Media yang digunakan oleh cerpen untuk menyampaikan pikiran pengarang adalah bahasa. Bahasa dalam karya sastra merupakan lambang yang mempunyai arti yang ditentukan oleh perjanjian atau konvensi dari masyarakat. Bahasa yang digunakan di dalam karya sastra cenderung menyimpang dari kaidah kebahasaan, bahkan menggunakan bahasa yang dianggap aneh atau khas. Penyimpangan penggunaan bahasa dalam karya sastra, menurut Riffaterre (dalam Supriyanto, 2009: 2) disebabkan oleh tiga hal yaitu displacing of meaning (pengganitan arti), dan creating of meaning (perusakan atau penyimpangan arti), dan creating of meaning (penciptaan arti).

Oleh karena banyak penyimpangan arti di dalam karya sastra, maka pengamatan atau pengkajian terhadap karya sastra (cerpen) khususnya dilihat dari gaya bahasanya sering dilakukan. Pengamatan terhadap karya sastra (cerpen) melalui pendekatan struktur untuk menghubungkan suatu tulisan dengan pengalaman bahasanya disebut sebagai analisis stilistika.
Salah satu cerpen yang sangat menarik untuk dikaji menggunakan analisis stilistika adalah cerpen Gerhana Mata karya Djenar Maesa Ayu. Cerpen ini menarik untuk dikaji karena mengandung banyak majas (gaya bahasa) dan bahasa kiasan.

II.BIOGRAFI PENGARANG

Gerhana Mata merupakan buku yang ditulis oleh Djenar Maesa Ayu.

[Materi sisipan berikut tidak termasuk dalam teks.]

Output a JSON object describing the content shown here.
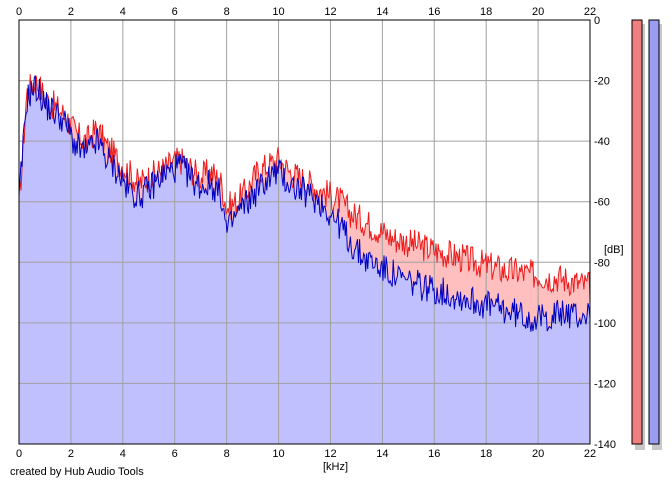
{
  "footer": {
    "credit": "created by Hub Audio Tools"
  },
  "chart_data": {
    "type": "area",
    "xlabel": "[kHz]",
    "ylabel": "[dB]",
    "xlim": [
      0,
      22
    ],
    "ylim": [
      -140,
      0
    ],
    "x_ticks": [
      0,
      2,
      4,
      6,
      8,
      10,
      12,
      14,
      16,
      18,
      20,
      22
    ],
    "y_ticks": [
      0,
      -20,
      -40,
      -60,
      -80,
      -100,
      -120,
      -140
    ],
    "grid": true,
    "colors": {
      "red_line": "#ee1c1c",
      "red_fill": "#ffbfbf",
      "blue_line": "#0000c0",
      "blue_fill": "#c0c0ff",
      "grid": "#a0a0a0",
      "frame": "#000000",
      "meter_red": "#f08080",
      "meter_blue": "#9c9cf0"
    },
    "series": [
      {
        "color": "red",
        "x": [
          0,
          0.3,
          0.6,
          0.8,
          1.0,
          1.3,
          1.6,
          1.9,
          2.2,
          2.6,
          3.0,
          3.4,
          3.8,
          4.2,
          4.6,
          5.0,
          5.4,
          5.8,
          6.2,
          6.6,
          7.0,
          7.4,
          7.8,
          8.0,
          8.4,
          8.8,
          9.2,
          9.6,
          10.0,
          10.4,
          10.8,
          11.2,
          11.6,
          12.0,
          12.4,
          12.8,
          13.2,
          13.6,
          14.0,
          14.4,
          14.8,
          15.2,
          15.6,
          16.0,
          16.4,
          16.8,
          17.2,
          17.6,
          18.0,
          18.4,
          18.8,
          19.2,
          19.6,
          20.0,
          20.4,
          20.8,
          21.2,
          21.6,
          22.0
        ],
        "y": [
          -62,
          -24,
          -20,
          -22,
          -26,
          -28,
          -30,
          -33,
          -38,
          -40,
          -36,
          -42,
          -46,
          -50,
          -54,
          -52,
          -50,
          -48,
          -46,
          -49,
          -52,
          -50,
          -54,
          -62,
          -60,
          -56,
          -50,
          -48,
          -46,
          -50,
          -52,
          -54,
          -56,
          -58,
          -60,
          -64,
          -66,
          -68,
          -70,
          -72,
          -73,
          -74,
          -75,
          -76,
          -77,
          -78,
          -79,
          -80,
          -81,
          -82,
          -83,
          -83,
          -84,
          -84,
          -85,
          -85,
          -86,
          -87,
          -88
        ]
      },
      {
        "color": "blue",
        "x": [
          0,
          0.3,
          0.6,
          0.8,
          1.0,
          1.3,
          1.6,
          1.9,
          2.2,
          2.6,
          3.0,
          3.4,
          3.8,
          4.2,
          4.6,
          5.0,
          5.4,
          5.8,
          6.2,
          6.6,
          7.0,
          7.4,
          7.8,
          8.0,
          8.4,
          8.8,
          9.2,
          9.6,
          10.0,
          10.4,
          10.8,
          11.2,
          11.6,
          12.0,
          12.4,
          12.8,
          13.2,
          13.6,
          14.0,
          14.4,
          14.8,
          15.2,
          15.6,
          16.0,
          16.4,
          16.8,
          17.2,
          17.6,
          18.0,
          18.4,
          18.8,
          19.2,
          19.6,
          20.0,
          20.4,
          20.8,
          21.2,
          21.6,
          22.0
        ],
        "y": [
          -60,
          -26,
          -22,
          -24,
          -28,
          -30,
          -32,
          -36,
          -42,
          -44,
          -40,
          -46,
          -50,
          -56,
          -58,
          -56,
          -52,
          -50,
          -48,
          -52,
          -55,
          -54,
          -58,
          -70,
          -64,
          -60,
          -56,
          -52,
          -50,
          -54,
          -56,
          -58,
          -60,
          -64,
          -68,
          -74,
          -78,
          -80,
          -82,
          -84,
          -86,
          -87,
          -88,
          -89,
          -90,
          -91,
          -92,
          -93,
          -94,
          -95,
          -96,
          -97,
          -98,
          -99,
          -98,
          -97,
          -97,
          -98,
          -97
        ]
      }
    ]
  }
}
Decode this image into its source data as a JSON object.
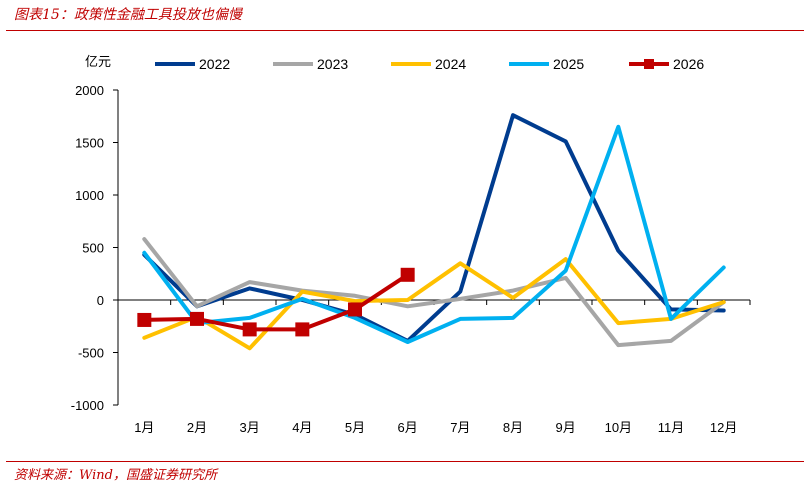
{
  "header": {
    "title": "图表15：政策性金融工具投放也偏慢"
  },
  "footer": {
    "source": "资料来源：Wind，国盛证券研究所"
  },
  "chart_data": {
    "type": "line",
    "title": "",
    "xlabel": "",
    "ylabel": "亿元",
    "categories": [
      "1月",
      "2月",
      "3月",
      "4月",
      "5月",
      "6月",
      "7月",
      "8月",
      "9月",
      "10月",
      "11月",
      "12月"
    ],
    "ylim": [
      -1000,
      2000
    ],
    "yticks": [
      -1000,
      -500,
      0,
      500,
      1000,
      1500,
      2000
    ],
    "grid": false,
    "legend": "top",
    "series": [
      {
        "name": "2022",
        "color": "#003c8f",
        "marker": "none",
        "values": [
          430,
          -60,
          110,
          0,
          -140,
          -390,
          80,
          1760,
          1510,
          470,
          -90,
          -100
        ]
      },
      {
        "name": "2023",
        "color": "#a6a6a6",
        "marker": "none",
        "values": [
          580,
          -60,
          170,
          90,
          40,
          -60,
          10,
          90,
          210,
          -430,
          -390,
          -20
        ]
      },
      {
        "name": "2024",
        "color": "#ffc000",
        "marker": "none",
        "values": [
          -360,
          -160,
          -460,
          80,
          -10,
          0,
          350,
          20,
          390,
          -220,
          -180,
          -20
        ]
      },
      {
        "name": "2025",
        "color": "#00b0f0",
        "marker": "none",
        "values": [
          450,
          -220,
          -170,
          10,
          -170,
          -400,
          -180,
          -170,
          280,
          1650,
          -180,
          310
        ]
      },
      {
        "name": "2026",
        "color": "#c00000",
        "marker": "square",
        "values": [
          -190,
          -180,
          -280,
          -280,
          -90,
          240,
          null,
          null,
          null,
          null,
          null,
          null
        ]
      }
    ]
  }
}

Djenar biasa dipanggil Nai. Ia lahir di Jakarta, 10 Januari 1970. Djenar lahir dari keluarga seni. Kedua orangtuanya adalah tokoh perfilman Indonesia. Ayahnya adalah Sjumanjaya seorang sutradara terkemuka dan ibunya, Toeti Kirana aktris era 70-an yang terkenal. Dari beberapa penulis perempuan di Indonesia saat ini, nama Djenar Maesa Ayu sangat menonjol.

Pada awalnya Djenar menulis cerita pendek (cerpen), kemudian berpindah ke novel. Namanya semakin terkenal ketika ia melebarkan sayap ke dunia televisi dan layar lebar. Sekarang, ia telah menjadi sutradara lewat film yang diangkat dari karya cerpennya sendiri, “Mereka Bilang, Saya Monyet!”
Karya-karya Djenar Maesa Ayu:

a.Kumpulan Cerpen

1)Mereka Bilang, Saya Monyet!; kumpulan cerpen (2002)
2)Jangan Main-main dengan Kelaminmu; kumpulan cerpen (2003)
3)Cerita Pendek tentang Cerita yang Pendek; kumpulan cerpen (2006)
4)Naila; Novel(2005)

b.Novel

1)Ranjang; novel (segera terbit 2010)

c.Film

1)Mereka Bilang, saya monyet!

d.Televisi

1)Fenomena (TranTv, 2006)
2)Silat Lidah (Antv, 2007)

III.CERPEN

GERHANA MATA

Malam selalu memberi ketenangan. Banyak kenangan yang begitu mudah dikais dalam ruang-ruang kegelapan. Kenangan yang memang hanya layak mendekam dalam gelap itu seolah mengacung-ngacungkan telunjuknya meminta waktu untuk diingat setiap kali malam bergulir, di atas pembaringan tanpa kekasih yang tak akan hadir.
Banyak orang yang begitu takut pada malam. Pada gelap. Pada sesuatu yang membuat mata kita seolah buta dan mau tak mau harus meraba-raba. Membuat jantung mereka berdegup lebih kencang. Membuat mereka tak tenang. Membuat mereka rela menukar ketidak-tenangan itu dengan harga listrik walaupun harganya semakin tinggi menjulang.
Tapi saya selalu merasa malam memberi ketenangan. Semakin gelap semakin ramai. Hampir menyerupai pasar malam yang ingar bingar namun tanpa penerangan. Sehingga saya tak pernah merasa ketakutan. Tak pernah merasa tak tenang. Sepanjang mata memandang, hanyalah kegelapan. Tubuh kelihatan amat samar. Namun, suara-suara begitu jelas terdengar. Begitu dekat. Sedemikian dekat sehingga aroma napas si empunya suara itu di hidung terasa melekat. Mata saya mulai merapat, semakin gelap, semakin semuanya akhirnya begitu terang terlihat.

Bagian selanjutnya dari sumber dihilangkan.